Take a photo of a barcode or cover
A review by inquiry_from_an_anti_library
The Republic of Plato by Allan Bloom
adventurous
challenging
medium-paced
1.0
Is This An Overview?
The rule of the many cannot develop a just society, for the many are corruptible. Most people would be willing to do harm to others to help themselves, but are prevented by the potential consequences of being caught. The corruptible are those who cannot understand ideas that do not change, the perfect. The corruptible mislead others, and therefore need to have their ideas removed from society.
Within society, there are a few who can understand what is always the same, the philosophers. The philosophers are those in possession of knowledge that make them worthy of being rulers, creating a necessary hierarchy. Philosophers can become guardians of society, to preserve laws. A just society needs philosopher-kings to lead them. For a philosopher-king can withstand the corruption of the many, and educate the many to behave justly. The soul of these guardians is filled by knowing that which is always the same, immortal and true.
What Did The Ancillary Authors Think?
The translator, and introductory author, claimed that The Republic was not written to be reasonable, to make valuable claims, but to be a drama of ideas. To be outrageous and absurd. To provoke thought. To be read as dramatic irony rather than for political ideas.

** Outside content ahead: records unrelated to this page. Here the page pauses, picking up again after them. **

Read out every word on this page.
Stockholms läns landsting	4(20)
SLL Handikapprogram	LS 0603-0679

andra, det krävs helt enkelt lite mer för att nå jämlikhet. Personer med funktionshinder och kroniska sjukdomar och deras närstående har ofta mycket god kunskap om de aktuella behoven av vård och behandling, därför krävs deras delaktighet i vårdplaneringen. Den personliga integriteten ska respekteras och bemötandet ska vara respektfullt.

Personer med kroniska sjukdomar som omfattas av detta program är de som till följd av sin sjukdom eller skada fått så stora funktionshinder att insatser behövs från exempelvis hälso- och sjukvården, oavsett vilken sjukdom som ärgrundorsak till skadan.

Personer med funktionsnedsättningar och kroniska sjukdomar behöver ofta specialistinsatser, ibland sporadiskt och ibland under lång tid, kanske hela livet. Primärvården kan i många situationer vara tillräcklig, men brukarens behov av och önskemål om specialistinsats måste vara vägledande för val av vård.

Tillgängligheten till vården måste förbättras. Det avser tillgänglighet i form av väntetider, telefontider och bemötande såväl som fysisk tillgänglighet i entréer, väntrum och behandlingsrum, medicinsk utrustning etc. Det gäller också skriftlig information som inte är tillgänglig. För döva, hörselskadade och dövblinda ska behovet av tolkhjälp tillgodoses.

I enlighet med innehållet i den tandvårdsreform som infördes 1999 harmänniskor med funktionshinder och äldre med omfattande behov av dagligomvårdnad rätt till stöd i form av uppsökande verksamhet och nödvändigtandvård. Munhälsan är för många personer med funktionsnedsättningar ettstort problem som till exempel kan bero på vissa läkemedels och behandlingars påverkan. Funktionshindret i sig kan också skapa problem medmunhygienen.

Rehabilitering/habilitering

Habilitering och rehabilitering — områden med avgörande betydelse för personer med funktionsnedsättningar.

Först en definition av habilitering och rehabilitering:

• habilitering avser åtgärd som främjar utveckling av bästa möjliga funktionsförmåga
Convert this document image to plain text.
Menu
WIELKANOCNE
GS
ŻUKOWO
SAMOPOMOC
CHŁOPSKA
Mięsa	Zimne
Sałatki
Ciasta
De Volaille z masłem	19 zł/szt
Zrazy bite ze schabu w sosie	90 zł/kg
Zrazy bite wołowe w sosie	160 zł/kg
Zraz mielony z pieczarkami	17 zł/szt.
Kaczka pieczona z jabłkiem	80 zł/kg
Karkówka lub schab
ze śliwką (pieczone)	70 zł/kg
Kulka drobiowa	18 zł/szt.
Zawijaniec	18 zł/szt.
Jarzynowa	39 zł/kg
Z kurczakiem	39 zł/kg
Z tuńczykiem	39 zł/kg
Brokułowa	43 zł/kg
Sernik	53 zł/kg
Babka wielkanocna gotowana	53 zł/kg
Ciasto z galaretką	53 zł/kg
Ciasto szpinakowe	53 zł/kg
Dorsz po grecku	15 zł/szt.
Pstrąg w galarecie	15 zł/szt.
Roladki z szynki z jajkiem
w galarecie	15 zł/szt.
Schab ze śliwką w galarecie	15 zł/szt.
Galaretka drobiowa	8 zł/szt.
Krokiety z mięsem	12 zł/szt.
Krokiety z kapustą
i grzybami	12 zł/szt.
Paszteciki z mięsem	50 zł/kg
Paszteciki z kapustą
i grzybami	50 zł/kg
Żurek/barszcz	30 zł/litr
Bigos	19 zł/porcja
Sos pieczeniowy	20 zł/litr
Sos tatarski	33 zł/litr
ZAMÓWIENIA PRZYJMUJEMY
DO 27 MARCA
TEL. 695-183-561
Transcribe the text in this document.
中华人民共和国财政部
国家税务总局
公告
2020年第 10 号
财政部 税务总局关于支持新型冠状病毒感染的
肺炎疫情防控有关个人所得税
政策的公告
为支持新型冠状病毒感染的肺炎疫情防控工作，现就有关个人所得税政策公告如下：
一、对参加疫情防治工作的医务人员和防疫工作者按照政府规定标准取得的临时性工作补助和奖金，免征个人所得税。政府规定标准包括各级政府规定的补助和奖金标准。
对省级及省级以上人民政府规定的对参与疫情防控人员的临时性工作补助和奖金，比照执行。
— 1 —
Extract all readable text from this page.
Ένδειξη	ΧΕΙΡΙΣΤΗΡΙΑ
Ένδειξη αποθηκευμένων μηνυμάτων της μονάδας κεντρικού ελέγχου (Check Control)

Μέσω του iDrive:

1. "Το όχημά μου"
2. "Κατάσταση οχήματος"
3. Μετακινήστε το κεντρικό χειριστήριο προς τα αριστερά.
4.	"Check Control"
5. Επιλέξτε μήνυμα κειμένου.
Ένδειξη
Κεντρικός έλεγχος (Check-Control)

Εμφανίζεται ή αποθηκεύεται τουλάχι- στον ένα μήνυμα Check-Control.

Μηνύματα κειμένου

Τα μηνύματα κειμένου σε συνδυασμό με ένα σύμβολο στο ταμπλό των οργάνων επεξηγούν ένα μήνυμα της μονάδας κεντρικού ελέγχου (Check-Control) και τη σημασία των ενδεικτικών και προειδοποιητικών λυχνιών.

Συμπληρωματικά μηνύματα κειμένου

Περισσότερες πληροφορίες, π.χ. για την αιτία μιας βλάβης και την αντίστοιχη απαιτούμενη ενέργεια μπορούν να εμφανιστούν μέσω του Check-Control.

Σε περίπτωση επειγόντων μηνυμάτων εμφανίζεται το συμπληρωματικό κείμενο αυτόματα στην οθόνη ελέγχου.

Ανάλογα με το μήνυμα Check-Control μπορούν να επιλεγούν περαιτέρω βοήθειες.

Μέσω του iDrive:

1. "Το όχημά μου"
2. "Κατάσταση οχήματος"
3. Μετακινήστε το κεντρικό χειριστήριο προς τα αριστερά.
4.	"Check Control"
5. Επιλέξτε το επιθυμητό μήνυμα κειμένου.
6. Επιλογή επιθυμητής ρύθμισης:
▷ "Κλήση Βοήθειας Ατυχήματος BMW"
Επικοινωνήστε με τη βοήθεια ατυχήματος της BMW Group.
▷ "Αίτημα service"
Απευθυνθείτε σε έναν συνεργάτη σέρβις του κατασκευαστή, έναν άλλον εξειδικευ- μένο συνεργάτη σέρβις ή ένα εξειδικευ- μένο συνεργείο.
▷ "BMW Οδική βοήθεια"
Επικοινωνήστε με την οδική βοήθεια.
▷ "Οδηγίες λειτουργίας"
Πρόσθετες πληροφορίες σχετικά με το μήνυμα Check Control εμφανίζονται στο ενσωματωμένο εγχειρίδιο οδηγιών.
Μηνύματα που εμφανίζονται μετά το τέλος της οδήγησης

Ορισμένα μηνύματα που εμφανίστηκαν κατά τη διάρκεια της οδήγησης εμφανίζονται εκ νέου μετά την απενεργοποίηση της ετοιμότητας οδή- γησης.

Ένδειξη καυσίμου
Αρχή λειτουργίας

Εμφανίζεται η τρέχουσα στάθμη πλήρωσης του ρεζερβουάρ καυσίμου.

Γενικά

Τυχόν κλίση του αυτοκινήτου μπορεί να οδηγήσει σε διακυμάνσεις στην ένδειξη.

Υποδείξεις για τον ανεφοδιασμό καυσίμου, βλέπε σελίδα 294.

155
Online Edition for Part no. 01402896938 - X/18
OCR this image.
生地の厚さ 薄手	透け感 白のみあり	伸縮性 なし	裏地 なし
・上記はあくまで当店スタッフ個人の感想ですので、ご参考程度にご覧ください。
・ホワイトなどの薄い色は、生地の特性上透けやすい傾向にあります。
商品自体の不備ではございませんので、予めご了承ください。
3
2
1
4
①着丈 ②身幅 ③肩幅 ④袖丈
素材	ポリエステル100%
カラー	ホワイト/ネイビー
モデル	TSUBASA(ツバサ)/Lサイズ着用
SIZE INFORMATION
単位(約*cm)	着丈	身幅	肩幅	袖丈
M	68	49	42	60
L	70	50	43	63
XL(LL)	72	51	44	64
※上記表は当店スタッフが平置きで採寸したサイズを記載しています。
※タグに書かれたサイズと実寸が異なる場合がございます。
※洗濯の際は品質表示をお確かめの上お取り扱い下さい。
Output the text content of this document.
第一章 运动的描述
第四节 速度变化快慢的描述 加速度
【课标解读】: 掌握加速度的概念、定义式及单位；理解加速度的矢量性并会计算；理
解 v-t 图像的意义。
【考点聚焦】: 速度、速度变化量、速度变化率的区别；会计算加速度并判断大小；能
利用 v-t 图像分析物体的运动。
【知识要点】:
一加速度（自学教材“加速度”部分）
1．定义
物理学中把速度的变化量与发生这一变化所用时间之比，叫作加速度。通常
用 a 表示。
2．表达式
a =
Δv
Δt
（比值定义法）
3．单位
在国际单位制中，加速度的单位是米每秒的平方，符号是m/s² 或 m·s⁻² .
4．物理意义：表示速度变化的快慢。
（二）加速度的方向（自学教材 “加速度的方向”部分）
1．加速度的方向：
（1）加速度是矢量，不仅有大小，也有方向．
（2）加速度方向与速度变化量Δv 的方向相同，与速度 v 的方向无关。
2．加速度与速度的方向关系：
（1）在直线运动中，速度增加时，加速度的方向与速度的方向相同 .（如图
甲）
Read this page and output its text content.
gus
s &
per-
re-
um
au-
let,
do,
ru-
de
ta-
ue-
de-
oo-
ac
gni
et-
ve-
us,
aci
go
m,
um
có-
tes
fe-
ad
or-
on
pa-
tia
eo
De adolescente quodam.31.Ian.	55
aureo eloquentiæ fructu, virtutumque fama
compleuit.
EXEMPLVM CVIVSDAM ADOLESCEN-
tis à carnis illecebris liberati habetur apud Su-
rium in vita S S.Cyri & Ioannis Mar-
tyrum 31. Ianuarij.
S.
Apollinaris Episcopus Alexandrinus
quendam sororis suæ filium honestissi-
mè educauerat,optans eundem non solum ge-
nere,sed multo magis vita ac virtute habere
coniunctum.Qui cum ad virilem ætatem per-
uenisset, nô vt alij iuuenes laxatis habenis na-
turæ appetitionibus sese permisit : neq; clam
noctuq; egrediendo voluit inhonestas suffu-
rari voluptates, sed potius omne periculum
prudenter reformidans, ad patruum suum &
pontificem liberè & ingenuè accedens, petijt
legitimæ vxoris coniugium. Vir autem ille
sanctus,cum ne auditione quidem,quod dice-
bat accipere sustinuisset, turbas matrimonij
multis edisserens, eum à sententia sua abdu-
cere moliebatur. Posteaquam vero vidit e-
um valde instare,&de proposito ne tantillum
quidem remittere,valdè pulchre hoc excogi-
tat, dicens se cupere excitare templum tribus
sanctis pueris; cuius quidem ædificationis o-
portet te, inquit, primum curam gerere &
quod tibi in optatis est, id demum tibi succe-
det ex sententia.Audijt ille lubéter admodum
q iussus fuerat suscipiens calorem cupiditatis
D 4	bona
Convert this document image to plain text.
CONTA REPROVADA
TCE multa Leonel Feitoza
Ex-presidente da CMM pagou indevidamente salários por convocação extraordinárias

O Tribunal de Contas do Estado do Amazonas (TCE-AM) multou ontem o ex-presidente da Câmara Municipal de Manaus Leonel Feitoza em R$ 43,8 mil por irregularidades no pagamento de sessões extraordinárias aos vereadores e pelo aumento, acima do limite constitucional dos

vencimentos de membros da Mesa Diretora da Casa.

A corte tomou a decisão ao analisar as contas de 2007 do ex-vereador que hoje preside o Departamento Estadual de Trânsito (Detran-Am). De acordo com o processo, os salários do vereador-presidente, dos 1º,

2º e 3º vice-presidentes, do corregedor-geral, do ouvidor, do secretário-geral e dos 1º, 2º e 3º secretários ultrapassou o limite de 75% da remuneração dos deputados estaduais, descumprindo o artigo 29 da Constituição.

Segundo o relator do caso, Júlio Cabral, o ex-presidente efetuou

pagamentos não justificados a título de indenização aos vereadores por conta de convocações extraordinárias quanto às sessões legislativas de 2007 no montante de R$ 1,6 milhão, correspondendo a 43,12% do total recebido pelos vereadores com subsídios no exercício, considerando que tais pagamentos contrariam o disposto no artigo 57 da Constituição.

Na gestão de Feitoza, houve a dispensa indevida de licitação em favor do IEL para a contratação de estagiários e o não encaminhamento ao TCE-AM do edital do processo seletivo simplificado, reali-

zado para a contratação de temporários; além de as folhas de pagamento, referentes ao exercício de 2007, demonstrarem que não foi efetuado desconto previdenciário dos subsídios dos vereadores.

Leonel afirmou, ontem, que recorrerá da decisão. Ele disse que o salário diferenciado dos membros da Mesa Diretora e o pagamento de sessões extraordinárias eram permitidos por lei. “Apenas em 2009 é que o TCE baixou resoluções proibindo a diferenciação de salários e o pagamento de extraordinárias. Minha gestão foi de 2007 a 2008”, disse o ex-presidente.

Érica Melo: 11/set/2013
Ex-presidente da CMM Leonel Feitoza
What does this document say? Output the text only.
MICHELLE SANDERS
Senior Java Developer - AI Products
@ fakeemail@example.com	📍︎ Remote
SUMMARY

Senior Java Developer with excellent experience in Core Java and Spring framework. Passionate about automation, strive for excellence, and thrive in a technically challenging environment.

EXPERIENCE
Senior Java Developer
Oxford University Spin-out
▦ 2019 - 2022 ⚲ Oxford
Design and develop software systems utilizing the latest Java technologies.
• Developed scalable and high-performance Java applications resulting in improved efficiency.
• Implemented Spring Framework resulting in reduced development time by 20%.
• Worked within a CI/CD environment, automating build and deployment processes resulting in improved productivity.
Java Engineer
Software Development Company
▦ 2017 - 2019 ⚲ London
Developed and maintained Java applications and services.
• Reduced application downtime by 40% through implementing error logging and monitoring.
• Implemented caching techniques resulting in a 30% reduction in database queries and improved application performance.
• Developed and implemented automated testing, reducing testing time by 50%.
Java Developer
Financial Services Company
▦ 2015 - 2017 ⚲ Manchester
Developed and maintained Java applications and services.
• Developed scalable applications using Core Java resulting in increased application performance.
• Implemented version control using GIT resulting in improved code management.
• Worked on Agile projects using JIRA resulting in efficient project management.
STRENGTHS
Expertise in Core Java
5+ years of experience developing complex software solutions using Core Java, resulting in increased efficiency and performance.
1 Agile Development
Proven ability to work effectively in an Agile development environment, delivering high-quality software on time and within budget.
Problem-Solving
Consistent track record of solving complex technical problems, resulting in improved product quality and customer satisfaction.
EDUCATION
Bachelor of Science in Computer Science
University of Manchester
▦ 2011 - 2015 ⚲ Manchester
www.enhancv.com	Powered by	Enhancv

This claims seems to be problematic given that Plato’s contemporaries did not treat Plato’s ideas in such a way, and by dismissing the claims in the book removes Plato’s responsibility from the ideas.
Caveats?
This book is presented as a dialectic, a discussion of ideas, a dialogue. The discussion is an illusion. Plato uses Socrates as a method of explaining ideas, rather than explaining the ideas of Socrates the philosopher. The characters who are part of the discussion, sometimes provide readily overcome criticism, but throughout most of the conversation, they just accept and praise every Socrates claim. Deferring to Socrates rather than having a conversation with Socrates. Just like how the people who are ruled are meant to defer to the philosopher-king who is supposed to know the appropriate decision. The claims that are provided are generally flawed as they use irrelevant comparisons, have contradictions, and assume no possible alternative idea is acceptable.